South African wine has been produced since 1659, when the first wine was produced by the Commander of the Cape, Jan van Riebeeck. Production is concentrated in the south-west of the country, with major vineyard and production centres at Paarl, Stellenbosch and Worcester.
A Wine of Origin system was implemented in 1973 with designated production regions, districts and wards. There are nearly 60 officially declared appellations.
In 2005 South Africa had 100,207 hectares of vineyards, with about 55 percent planted in white varieties including Chenin Blanc, Colombard; Sultana (a grape also used for raisins and table grapes), Chardonnay and Sauvignon Blanc. South Africa's red varities include Cabernet Sauvignon, Shiraz, Merlot and Pinotage.
Dr. Abraham Izak Perold, the first Professor of Viticulture at the University of Stellenbosch, developed the Pinotage grape variety in 1925 through crossing Pinot Noir and Cinsault
German wine is primarily produced in the west of Germany, along the river Rhine and its tributaries, with the oldest plantations going back to Roman times. Germany has about 102,000 hectares of vineyard, which is around one tenth of the vineyard surface in Spain, France or Italy. The total wine production is usually around 1.2 billion bottles, which places Germany as the eighth largest wine-producing country in the world. White wine accounts for almost two thirds of the total German production.

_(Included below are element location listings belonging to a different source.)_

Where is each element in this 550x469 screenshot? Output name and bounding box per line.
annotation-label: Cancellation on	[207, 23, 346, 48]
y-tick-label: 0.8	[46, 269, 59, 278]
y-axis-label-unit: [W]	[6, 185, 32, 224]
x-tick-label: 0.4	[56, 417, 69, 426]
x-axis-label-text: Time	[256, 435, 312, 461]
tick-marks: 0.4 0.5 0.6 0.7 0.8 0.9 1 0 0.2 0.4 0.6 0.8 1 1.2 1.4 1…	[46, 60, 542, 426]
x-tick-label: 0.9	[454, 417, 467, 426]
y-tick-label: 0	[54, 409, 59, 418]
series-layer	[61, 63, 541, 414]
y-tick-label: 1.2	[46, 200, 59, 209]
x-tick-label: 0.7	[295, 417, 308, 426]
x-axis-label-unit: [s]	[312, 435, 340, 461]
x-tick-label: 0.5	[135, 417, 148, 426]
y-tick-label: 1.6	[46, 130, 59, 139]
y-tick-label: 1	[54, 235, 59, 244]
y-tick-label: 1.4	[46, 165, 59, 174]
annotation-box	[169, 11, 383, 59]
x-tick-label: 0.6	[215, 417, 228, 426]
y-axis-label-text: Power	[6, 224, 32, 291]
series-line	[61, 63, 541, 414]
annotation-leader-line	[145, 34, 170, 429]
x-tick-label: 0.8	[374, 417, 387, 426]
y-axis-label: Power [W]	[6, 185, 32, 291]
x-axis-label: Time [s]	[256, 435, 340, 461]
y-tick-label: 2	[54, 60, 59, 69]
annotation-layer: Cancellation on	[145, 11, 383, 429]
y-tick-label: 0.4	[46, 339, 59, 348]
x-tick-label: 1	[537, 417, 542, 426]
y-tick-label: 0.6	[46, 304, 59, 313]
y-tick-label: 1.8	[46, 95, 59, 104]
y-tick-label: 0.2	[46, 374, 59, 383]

As a wine country, Germany has a mixed reputation internationally. Germany's reputation is primarily based on wines made from the Riesling grape variety, which at its best is used for aromatic, fruity and elegant white wines that range from very crisp and dry to well-balanced, sweet and of enormous aromatic concentration. The only drawback to Riesling is that it takes 130 days to ripen and, in marginal years, the Riesling crop tends to be poor.